Benoît XVI reconnaîtra les Vertus héroïques de Jean Paul II ce samedi

Brèves

Le 17 décembre 2009 - Eucharistie Sacrement de la Miséricorde - Selon nos sources, Benoît XVI devrait déclarer, ce samedi 19 décembre, les vertus héroïques du serviteur de Dieu Jean Paul II.

Selon toutes vraisemblances, il ne manquerait alors plus qu'un pas pour la béatification, la reconnaissance du miracle : celui de la guérison de Sœur Marie-Simon Pierre, survenue peu de temps après la mort du Pape, en 2005.

Ce qui ouvre la route pour la béatification. Très probablement en octobre prochain. Auparavant, quelques uns pensaient à la béatification du Serviteur de Dieu, pour le dimanche de la Miséricorde 11 avril. En fait, ce sera en octobre. Le 16, rappelle le jour de son élection. La béatification pourrait bien avoir lieu le samedi 16 ou le dimanche 17 octobre.

***

Dans la matinée du 19 décembre 2009, Benoît XVI recevra en audience Mgr Angelo Amato, préfet de la Congrégation pour les causes des saints. A cette occasion, le pape autorisera le dicastère à promulguer une série de décrets parmi lesquels celui concernant les vertus héroïques de son prédécesseur.
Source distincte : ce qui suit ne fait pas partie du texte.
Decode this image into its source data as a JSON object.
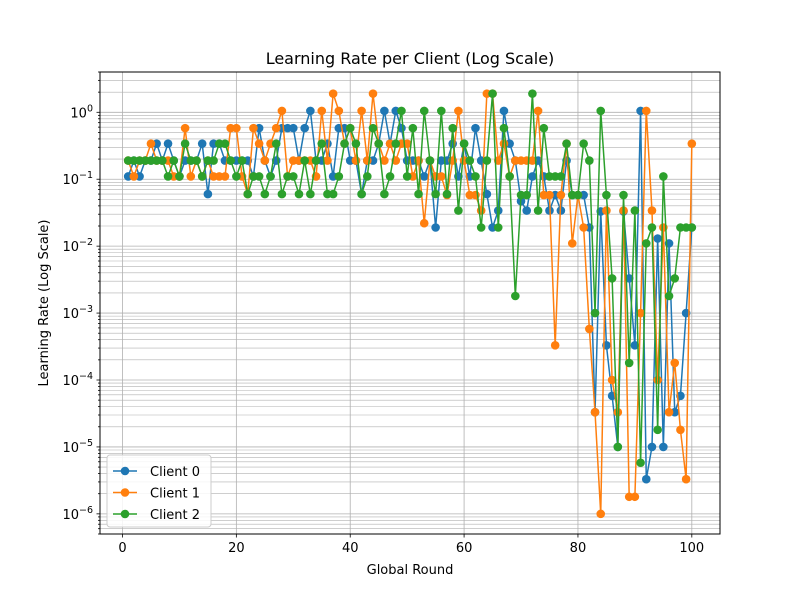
{
  "chart_data": {
    "type": "line",
    "title": "Learning Rate per Client (Log Scale)",
    "xlabel": "Global Round",
    "ylabel": "Learning Rate (Log Scale)",
    "xlim": [
      -3.95,
      104.95
    ],
    "ylim": [
      5e-07,
      4
    ],
    "yscale": "log",
    "grid": "on (major and minor)",
    "legend_position": "lower-left",
    "x_ticks": [
      0,
      20,
      40,
      60,
      80,
      100
    ],
    "x_tick_labels": [
      "0",
      "20",
      "40",
      "60",
      "80",
      "100"
    ],
    "y_ticks": [
      1e-06,
      1e-05,
      0.0001,
      0.001,
      0.01,
      0.1,
      1
    ],
    "y_tick_labels": [
      {
        "base": "10",
        "exp": "−6"
      },
      {
        "base": "10",
        "exp": "−5"
      },
      {
        "base": "10",
        "exp": "−4"
      },
      {
        "base": "10",
        "exp": "−3"
      },
      {
        "base": "10",
        "exp": "−2"
      },
      {
        "base": "10",
        "exp": "−1"
      },
      {
        "base": "10",
        "exp": "0"
      }
    ],
    "series": [
      {
        "name": "Client 0",
        "color": "#1f77b4",
        "x": [
          1,
          2,
          3,
          4,
          5,
          6,
          7,
          8,
          9,
          10,
          11,
          12,
          13,
          14,
          15,
          16,
          17,
          18,
          19,
          20,
          21,
          22,
          23,
          24,
          25,
          26,
          27,
          28,
          29,
          30,
          31,
          32,
          33,
          34,
          35,
          36,
          37,
          38,
          39,
          40,
          41,
          42,
          43,
          44,
          45,
          46,
          47,
          48,
          49,
          50,
          51,
          52,
          53,
          54,
          55,
          56,
          57,
          58,
          59,
          60,
          61,
          62,
          63,
          64,
          65,
          66,
          67,
          68,
          69,
          70,
          71,
          72,
          73,
          74,
          75,
          76,
          77,
          78,
          79,
          80,
          81,
          82,
          83,
          84,
          85,
          86,
          87,
          88,
          89,
          90,
          91,
          92,
          93,
          94,
          95,
          96,
          97,
          98,
          99,
          100
        ],
        "y": [
          0.11,
          0.19,
          0.11,
          0.19,
          0.19,
          0.34,
          0.19,
          0.34,
          0.19,
          0.11,
          0.19,
          0.19,
          0.19,
          0.34,
          0.06,
          0.34,
          0.34,
          0.19,
          0.19,
          0.19,
          0.19,
          0.19,
          0.11,
          0.58,
          0.19,
          0.11,
          0.19,
          0.58,
          0.58,
          0.58,
          0.19,
          0.58,
          1.05,
          0.19,
          0.19,
          0.34,
          0.11,
          0.58,
          0.58,
          0.19,
          0.19,
          0.06,
          0.19,
          0.19,
          0.34,
          1.05,
          0.34,
          1.05,
          0.58,
          0.19,
          0.19,
          0.19,
          0.11,
          0.19,
          0.019,
          0.19,
          0.19,
          0.34,
          0.11,
          0.34,
          0.11,
          0.58,
          0.19,
          0.06,
          0.019,
          0.034,
          1.05,
          0.34,
          0.19,
          0.047,
          0.034,
          0.11,
          0.19,
          0.11,
          0.034,
          0.058,
          0.034,
          0.19,
          0.058,
          0.058,
          0.058,
          0.019,
          3.3e-05,
          0.033,
          0.00033,
          5.8e-05,
          1e-05,
          0.033,
          0.0033,
          0.00033,
          1.05,
          3.3e-06,
          1e-05,
          0.013,
          1e-05,
          0.011,
          3.3e-05,
          5.8e-05,
          0.001,
          0.019
        ]
      },
      {
        "name": "Client 1",
        "color": "#ff7f0e",
        "x": [
          1,
          2,
          3,
          4,
          5,
          6,
          7,
          8,
          9,
          10,
          11,
          12,
          13,
          14,
          15,
          16,
          17,
          18,
          19,
          20,
          21,
          22,
          23,
          24,
          25,
          26,
          27,
          28,
          29,
          30,
          31,
          32,
          33,
          34,
          35,
          36,
          37,
          38,
          39,
          40,
          41,
          42,
          43,
          44,
          45,
          46,
          47,
          48,
          49,
          50,
          51,
          52,
          53,
          54,
          55,
          56,
          57,
          58,
          59,
          60,
          61,
          62,
          63,
          64,
          65,
          66,
          67,
          68,
          69,
          70,
          71,
          72,
          73,
          74,
          75,
          76,
          77,
          78,
          79,
          80,
          81,
          82,
          83,
          84,
          85,
          86,
          87,
          88,
          89,
          90,
          91,
          92,
          93,
          94,
          95,
          96,
          97,
          98,
          99,
          100
        ],
        "y": [
          0.19,
          0.11,
          0.19,
          0.19,
          0.34,
          0.19,
          0.19,
          0.19,
          0.11,
          0.11,
          0.58,
          0.11,
          0.19,
          0.11,
          0.19,
          0.11,
          0.11,
          0.11,
          0.58,
          0.58,
          0.11,
          0.06,
          0.58,
          0.34,
          0.19,
          0.34,
          0.58,
          1.05,
          0.11,
          0.19,
          0.19,
          0.19,
          0.19,
          0.11,
          1.05,
          0.19,
          1.9,
          1.05,
          0.34,
          0.58,
          0.19,
          1.05,
          0.19,
          1.9,
          0.34,
          0.19,
          0.34,
          0.19,
          0.34,
          0.34,
          0.11,
          0.19,
          0.022,
          0.19,
          0.11,
          0.11,
          0.058,
          0.19,
          1.05,
          0.19,
          0.058,
          0.058,
          0.034,
          1.9,
          1.9,
          0.19,
          0.34,
          0.11,
          0.19,
          0.19,
          0.19,
          0.19,
          1.05,
          0.058,
          0.058,
          0.00033,
          0.058,
          0.34,
          0.011,
          0.058,
          0.019,
          0.00058,
          3.3e-05,
          1e-06,
          0.034,
          0.0001,
          3.3e-05,
          0.034,
          1.8e-06,
          1.8e-06,
          0.001,
          1.05,
          0.034,
          0.0001,
          0.019,
          3.3e-05,
          0.00018,
          1.8e-05,
          3.3e-06,
          0.34
        ]
      },
      {
        "name": "Client 2",
        "color": "#2ca02c",
        "x": [
          1,
          2,
          3,
          4,
          5,
          6,
          7,
          8,
          9,
          10,
          11,
          12,
          13,
          14,
          15,
          16,
          17,
          18,
          19,
          20,
          21,
          22,
          23,
          24,
          25,
          26,
          27,
          28,
          29,
          30,
          31,
          32,
          33,
          34,
          35,
          36,
          37,
          38,
          39,
          40,
          41,
          42,
          43,
          44,
          45,
          46,
          47,
          48,
          49,
          50,
          51,
          52,
          53,
          54,
          55,
          56,
          57,
          58,
          59,
          60,
          61,
          62,
          63,
          64,
          65,
          66,
          67,
          68,
          69,
          70,
          71,
          72,
          73,
          74,
          75,
          76,
          77,
          78,
          79,
          80,
          81,
          82,
          83,
          84,
          85,
          86,
          87,
          88,
          89,
          90,
          91,
          92,
          93,
          94,
          95,
          96,
          97,
          98,
          99,
          100
        ],
        "y": [
          0.19,
          0.19,
          0.19,
          0.19,
          0.19,
          0.19,
          0.19,
          0.11,
          0.19,
          0.11,
          0.34,
          0.19,
          0.19,
          0.11,
          0.19,
          0.19,
          0.34,
          0.34,
          0.19,
          0.11,
          0.19,
          0.06,
          0.11,
          0.11,
          0.06,
          0.11,
          0.34,
          0.06,
          0.11,
          0.11,
          0.06,
          0.19,
          0.06,
          0.19,
          0.34,
          0.06,
          0.06,
          0.11,
          0.34,
          0.58,
          0.34,
          0.06,
          0.11,
          0.58,
          0.34,
          0.06,
          0.11,
          0.34,
          1.05,
          0.11,
          0.58,
          0.06,
          1.05,
          0.19,
          0.06,
          1.05,
          0.06,
          0.58,
          0.034,
          0.34,
          0.19,
          0.11,
          0.019,
          0.19,
          1.9,
          0.019,
          0.58,
          0.11,
          0.0018,
          0.058,
          0.058,
          1.9,
          0.034,
          0.58,
          0.11,
          0.11,
          0.11,
          0.34,
          0.058,
          0.058,
          0.34,
          0.19,
          0.001,
          1.05,
          0.058,
          0.0033,
          1e-05,
          0.058,
          0.00018,
          0.034,
          5.8e-06,
          0.011,
          0.019,
          1.8e-05,
          0.11,
          0.0018,
          0.0033,
          0.019,
          0.019,
          0.019
        ]
      }
    ]
  }
}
Karol Wojtyla sera alors proclamé "vénérable". Le jour même, de façon exceptionnelle, Benoît XVI rencontrera également les membres de la Congrégation pour les causes des saints.

Suivra ensuite la dernière étape avant la béatification proprement dite avec l’examen du miracle attribué à l’intercession de Jean Paul II. C’est le cas de la sœur française Marie Simon-Pierre, de la congrégation des Petites sœurs des maternités catholiques, guérie sans explication médicale de la maladie de Parkinson en 2005, qui passera alors devant une commission médicale, une commission de théologiens puis, enfin, la commission des évêques et cardinaux.
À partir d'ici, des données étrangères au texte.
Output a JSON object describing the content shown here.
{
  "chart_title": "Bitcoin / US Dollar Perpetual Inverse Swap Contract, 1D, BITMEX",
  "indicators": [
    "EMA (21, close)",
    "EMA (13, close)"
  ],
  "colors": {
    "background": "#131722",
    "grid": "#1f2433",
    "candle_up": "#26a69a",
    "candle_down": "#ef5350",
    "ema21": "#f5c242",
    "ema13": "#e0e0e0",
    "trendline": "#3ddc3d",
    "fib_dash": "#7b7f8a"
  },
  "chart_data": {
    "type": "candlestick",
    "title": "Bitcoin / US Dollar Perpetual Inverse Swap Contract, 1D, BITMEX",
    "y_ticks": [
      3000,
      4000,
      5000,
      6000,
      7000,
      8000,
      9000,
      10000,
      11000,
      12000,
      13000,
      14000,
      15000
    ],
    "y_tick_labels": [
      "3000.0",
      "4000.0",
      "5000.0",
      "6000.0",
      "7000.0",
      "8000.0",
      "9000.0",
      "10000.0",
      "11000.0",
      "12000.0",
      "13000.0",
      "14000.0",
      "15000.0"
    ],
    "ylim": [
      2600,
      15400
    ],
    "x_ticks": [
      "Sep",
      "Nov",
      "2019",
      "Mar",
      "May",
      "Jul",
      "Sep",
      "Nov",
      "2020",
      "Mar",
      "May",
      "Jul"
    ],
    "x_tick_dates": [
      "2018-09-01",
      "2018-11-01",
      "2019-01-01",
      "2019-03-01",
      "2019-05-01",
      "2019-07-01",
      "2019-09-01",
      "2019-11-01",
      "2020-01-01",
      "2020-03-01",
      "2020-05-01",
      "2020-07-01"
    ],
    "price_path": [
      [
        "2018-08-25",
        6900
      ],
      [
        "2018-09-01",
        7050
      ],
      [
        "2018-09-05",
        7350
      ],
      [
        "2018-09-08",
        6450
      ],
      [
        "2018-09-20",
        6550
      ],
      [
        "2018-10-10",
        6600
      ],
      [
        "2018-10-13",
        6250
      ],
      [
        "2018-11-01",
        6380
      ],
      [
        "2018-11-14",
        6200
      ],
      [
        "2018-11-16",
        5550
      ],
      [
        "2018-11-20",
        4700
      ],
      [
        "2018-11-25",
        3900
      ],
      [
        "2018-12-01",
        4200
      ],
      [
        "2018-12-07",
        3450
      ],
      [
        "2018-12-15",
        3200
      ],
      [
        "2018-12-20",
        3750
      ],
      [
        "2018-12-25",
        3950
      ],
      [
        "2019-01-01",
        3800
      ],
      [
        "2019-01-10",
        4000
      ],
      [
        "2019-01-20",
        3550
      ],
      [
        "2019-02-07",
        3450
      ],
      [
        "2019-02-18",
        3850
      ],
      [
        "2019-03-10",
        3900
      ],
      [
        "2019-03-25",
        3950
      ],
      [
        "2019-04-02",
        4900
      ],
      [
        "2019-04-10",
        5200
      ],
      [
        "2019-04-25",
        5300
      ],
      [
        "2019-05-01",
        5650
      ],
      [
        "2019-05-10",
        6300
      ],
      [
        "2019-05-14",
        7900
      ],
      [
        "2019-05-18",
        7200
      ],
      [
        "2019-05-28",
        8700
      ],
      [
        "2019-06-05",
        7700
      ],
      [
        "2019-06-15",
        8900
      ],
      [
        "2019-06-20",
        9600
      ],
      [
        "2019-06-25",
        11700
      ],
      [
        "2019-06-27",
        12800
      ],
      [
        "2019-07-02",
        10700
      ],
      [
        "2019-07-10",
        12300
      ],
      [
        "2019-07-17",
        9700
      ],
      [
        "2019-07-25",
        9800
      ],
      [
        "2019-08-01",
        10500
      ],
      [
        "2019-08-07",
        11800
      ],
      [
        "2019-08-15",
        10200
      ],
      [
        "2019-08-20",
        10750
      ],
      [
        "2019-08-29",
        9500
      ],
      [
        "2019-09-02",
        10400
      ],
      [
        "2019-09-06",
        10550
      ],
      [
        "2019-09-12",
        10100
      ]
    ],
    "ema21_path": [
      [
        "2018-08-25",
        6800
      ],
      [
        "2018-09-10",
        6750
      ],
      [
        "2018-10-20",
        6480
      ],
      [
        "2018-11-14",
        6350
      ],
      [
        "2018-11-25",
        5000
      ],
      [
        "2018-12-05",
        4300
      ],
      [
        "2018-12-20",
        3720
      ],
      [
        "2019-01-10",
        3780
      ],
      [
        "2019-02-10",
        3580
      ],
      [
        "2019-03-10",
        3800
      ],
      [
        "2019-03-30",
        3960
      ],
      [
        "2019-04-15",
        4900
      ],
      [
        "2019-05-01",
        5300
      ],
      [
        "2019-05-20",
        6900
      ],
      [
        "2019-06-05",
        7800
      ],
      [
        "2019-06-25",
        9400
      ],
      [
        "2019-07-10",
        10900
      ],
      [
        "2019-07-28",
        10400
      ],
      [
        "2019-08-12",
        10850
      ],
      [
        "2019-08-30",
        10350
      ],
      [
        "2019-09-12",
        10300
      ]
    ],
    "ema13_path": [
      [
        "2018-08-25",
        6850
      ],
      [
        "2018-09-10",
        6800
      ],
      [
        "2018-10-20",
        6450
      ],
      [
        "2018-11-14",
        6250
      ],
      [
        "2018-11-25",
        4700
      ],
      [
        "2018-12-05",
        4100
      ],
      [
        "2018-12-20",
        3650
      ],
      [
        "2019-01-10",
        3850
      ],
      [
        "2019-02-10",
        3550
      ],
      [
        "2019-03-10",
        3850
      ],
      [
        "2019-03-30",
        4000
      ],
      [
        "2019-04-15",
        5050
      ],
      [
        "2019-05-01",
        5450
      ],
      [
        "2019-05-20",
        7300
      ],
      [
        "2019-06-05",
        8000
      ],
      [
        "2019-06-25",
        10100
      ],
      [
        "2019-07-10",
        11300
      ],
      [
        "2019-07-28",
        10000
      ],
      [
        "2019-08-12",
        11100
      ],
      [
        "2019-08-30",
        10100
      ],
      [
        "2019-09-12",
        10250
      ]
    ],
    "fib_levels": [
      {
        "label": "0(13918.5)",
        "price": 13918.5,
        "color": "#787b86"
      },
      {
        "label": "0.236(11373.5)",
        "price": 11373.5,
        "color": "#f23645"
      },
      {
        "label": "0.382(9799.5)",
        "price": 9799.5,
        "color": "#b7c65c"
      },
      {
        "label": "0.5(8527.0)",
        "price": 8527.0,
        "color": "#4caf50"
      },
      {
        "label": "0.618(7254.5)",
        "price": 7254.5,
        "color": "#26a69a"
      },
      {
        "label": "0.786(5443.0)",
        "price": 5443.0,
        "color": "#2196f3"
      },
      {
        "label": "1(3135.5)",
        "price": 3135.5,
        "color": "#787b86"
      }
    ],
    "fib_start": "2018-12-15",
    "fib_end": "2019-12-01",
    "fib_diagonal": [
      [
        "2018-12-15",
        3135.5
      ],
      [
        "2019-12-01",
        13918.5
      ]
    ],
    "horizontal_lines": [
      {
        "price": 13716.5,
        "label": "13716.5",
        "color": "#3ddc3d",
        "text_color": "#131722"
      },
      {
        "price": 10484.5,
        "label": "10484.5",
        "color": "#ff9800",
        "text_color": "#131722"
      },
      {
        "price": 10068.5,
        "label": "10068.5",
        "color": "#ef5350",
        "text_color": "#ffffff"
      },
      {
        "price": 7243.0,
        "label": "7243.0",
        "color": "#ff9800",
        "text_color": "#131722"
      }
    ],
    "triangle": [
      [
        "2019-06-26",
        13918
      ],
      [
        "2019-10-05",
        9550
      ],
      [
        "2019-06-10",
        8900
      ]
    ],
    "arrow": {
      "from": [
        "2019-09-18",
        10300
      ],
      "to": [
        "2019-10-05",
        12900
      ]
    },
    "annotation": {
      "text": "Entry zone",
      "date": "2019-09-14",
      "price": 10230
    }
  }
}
C’est probablement au printemps 2010 que Benoît XVI autorisera la Congrégation pour les causes des saints à promulguer le décret reconnaissant le miracle attribué au pape polonais. Ce dernier pourra alors être béatifié.
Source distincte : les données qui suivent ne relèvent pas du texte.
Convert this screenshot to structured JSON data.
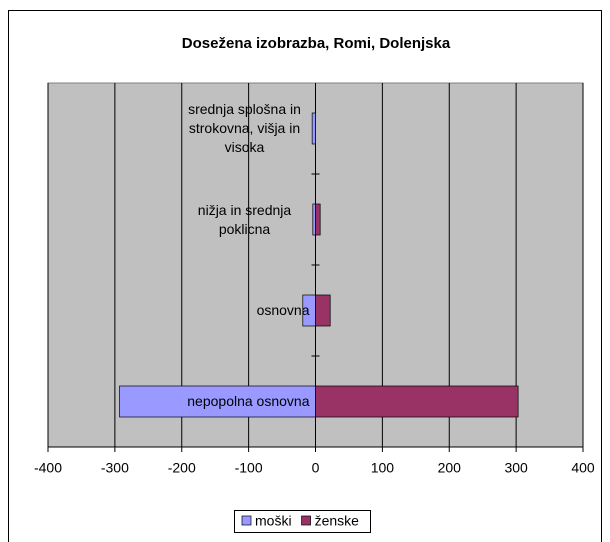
{
  "chart_data": {
    "type": "bar",
    "orientation": "horizontal",
    "title": "Doseženа izobrazba, Romi, Dolenjska",
    "categories": [
      "nepopolna osnovna",
      "osnovna",
      "nižja in srednja poklicna",
      "srednja splošna in strokovna, višja in visoka"
    ],
    "series": [
      {
        "name": "moški",
        "color": "#9999ff",
        "values": [
          -293,
          -19,
          -4,
          -5
        ]
      },
      {
        "name": "ženske",
        "color": "#993366",
        "values": [
          303,
          22,
          7,
          0
        ]
      }
    ],
    "xlim": [
      -400,
      400
    ],
    "xticks": [
      -400,
      -300,
      -200,
      -100,
      0,
      100,
      200,
      300,
      400
    ],
    "grid": true,
    "legend": "bottom"
  }
}
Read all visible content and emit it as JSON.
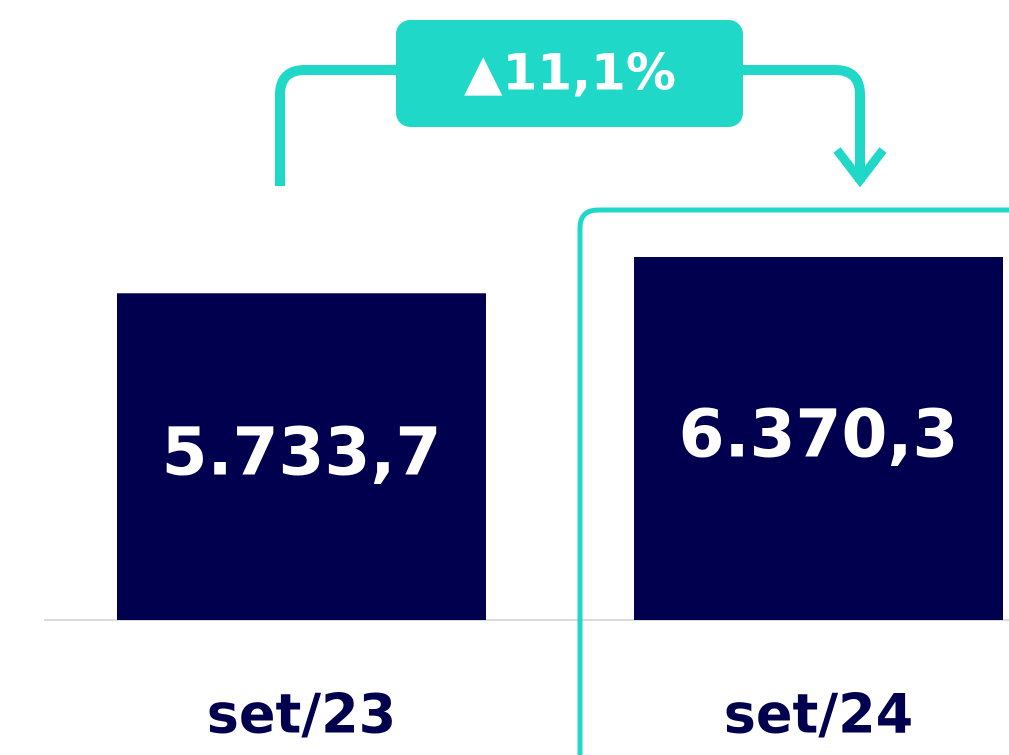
{
  "chart_data": {
    "type": "bar",
    "categories": [
      "set/23",
      "set/24"
    ],
    "values": [
      5733.7,
      6370.3
    ],
    "value_labels": [
      "5.733,7",
      "6.370,3"
    ],
    "color": "#00004f",
    "annotation": "▲11,1%",
    "annotation_color": "#1fd8c8"
  }
}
D’aucuns indiquent alors que la béatification aura lieu au mois d’octobre 2010, pour marquer l’anniversaire de l’élection de Jean Paul le 16 octobre 1978.

L’Eglise répondrait ainsi dans des délais exceptionnels à l’appel lancé par des fidèles le jour de ses funérailles de faire de Jean Paul II un "saint tout de suite" – "Santo Subito". Karol Wojtyla serait ainsi béatifié un peu plus de 5 ans après sa mort, dans des délais plus brefs encore que pour Mère Térésa de Calcutta (1910-1997), béatifiée 6 ans après sa disparition.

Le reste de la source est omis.